Tuesday, May 02, 2006

My first official oncology appointment

Well, it wasn't as bad as it could have been.

Jason went with me and we met with Dr. Braun. He's the medical oncologist. He is basically setting up all future oncology treatment. I went in thinking that I could possibly have radiation, chemotherapy, and possibly have my tissue expander taken out and not put back in til after radiation. That was the worst case scenario.

What happened was that he doesn't think I will have to deal with radiation. What a relief!!! I was so worried about that. 5 days a week for 6 weeks would have been so hard while trying to make sure the girls were okay and had a place to be and were taken care of. That was my biggest concern besides my job.

What will happen is that it's probable I won't have radiation. I most definitely will have chemo. I had set myself up for it and prepared myself for it, so it wasn't a surprise. He also said that I won't have to have my tissue expander taken out. Another huge relief. As much has that thing hurts, I want it over and done with instead of stopping treatment now and dealing with it later.

He went over all the choices of chemo for me to have. I could have the AC+Taxol or a variety of 3 different kinds if I went with a clinical trial. He gave me the 20 pages of consent form to do this and I will return it at my next appointment. I'm all for a clinical trial. Like he said, the worst that will happen with it is that I will have the same chemo I would have with regular treatment. The best that can happen is that I would have chemo plus one drug they use for advanced breast cancer and it can help my odds even better than normal. I can't even pronounce the drug, it starts with a G is all I remember. He also told me that they usually do one treatment every 3 weeks for 6 months. But they also can do it every 2 weeks for 4 months and get it over with. For me, that's what they would do. So I can still do my tissue expander saline fill every week while going through chemo and I can be done with all treatments and surgery by Christmas at the latest I believe.

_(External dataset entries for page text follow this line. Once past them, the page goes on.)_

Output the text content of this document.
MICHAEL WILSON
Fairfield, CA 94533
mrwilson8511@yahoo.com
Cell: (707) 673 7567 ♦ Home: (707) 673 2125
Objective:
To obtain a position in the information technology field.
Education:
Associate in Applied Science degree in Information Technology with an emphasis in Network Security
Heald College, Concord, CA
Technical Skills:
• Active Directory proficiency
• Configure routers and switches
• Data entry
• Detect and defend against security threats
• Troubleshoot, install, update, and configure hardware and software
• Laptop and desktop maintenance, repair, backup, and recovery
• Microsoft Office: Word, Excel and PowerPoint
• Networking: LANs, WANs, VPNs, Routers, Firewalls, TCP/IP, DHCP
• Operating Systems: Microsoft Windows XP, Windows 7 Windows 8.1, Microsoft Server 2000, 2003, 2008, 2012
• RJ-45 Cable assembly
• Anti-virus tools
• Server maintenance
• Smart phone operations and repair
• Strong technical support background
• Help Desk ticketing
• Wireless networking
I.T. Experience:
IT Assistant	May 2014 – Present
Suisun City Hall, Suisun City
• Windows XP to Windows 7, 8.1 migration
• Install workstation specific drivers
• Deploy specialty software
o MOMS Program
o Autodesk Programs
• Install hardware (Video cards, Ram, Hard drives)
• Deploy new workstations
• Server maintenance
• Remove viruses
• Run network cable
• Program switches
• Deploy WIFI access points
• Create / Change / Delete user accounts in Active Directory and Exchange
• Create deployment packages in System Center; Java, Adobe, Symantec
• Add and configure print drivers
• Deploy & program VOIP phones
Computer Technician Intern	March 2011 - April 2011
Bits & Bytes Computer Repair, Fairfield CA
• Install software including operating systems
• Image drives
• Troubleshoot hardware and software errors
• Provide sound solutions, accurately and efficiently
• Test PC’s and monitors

Thanks to advice from a friend, I will have a port put in next week. I go in Monday to the hospital and have same day surgery for this. I will be in and out within 4 hours or so. I'll have my mil watch the girls and have someone drop me off and pick me up after it's done. I had my blood drawn today and I will have a chest xray next Wednesday and then meet with a radiation oncologist the same day. Dr. Brauns said that they usually start chemo within 6 weeks of surgery. It will be 3 weeks this Thursday for me so within a month I will start chemo. He also said I will do it at the cancer center there and it will take between 2.5-4 hours and after the first time or so, I will be able to drive myself there. He said that my hair will fall out within 3 weeks of the first treatment. I am going to color my hair blue and then have Jason's aunt shave it off. I just hope I can still be brave then.

So all in all, I left the appointment in a pretty good mood. I was totally prepared for the chemo so that doesn't bother me too much. I'm thrilled that I probably won't have radiation and even happier that the tissue expander doesn't have to come out. That thing hurts like a bugger, but I'm worried that if they had to take it out, that I would be too terrified to have them put it back in and go through the pain all over again.

I don't plan to go the wig route. I say this now, but we'll see. I plan to have a ton of hats and scarves in all sorts of colors and patterns. While at the cancer center, I saw two people with scarves or turbans and two or three with wigs. The ladies in hats looked a hell of a lot better than the ones with really bad wigs. I just hope if I go that way that I don't look that obvious.

3 comments:

Anonymous said...

I am glad for some good news Heidi. And talk about a good Christmas gift if you are done! I also hope you get pics of your blue hair :)
You go woman! Kick that cancer in it nuts...lol ok that may not make sense but you know... =D.

Elozia Marie said...

HUGS Heidi - You are such an incredable woman! So you decided on Blue instead of pink? That will rock :) You've got to take some pictures.

I know we've all told you a ton, but we love you, and you're in our thoughts and prayers.

Char @ Crap I've Made said...

Your comment about the bad wigs made me giggle right out loud. Your strength through all of this continues to amaze me.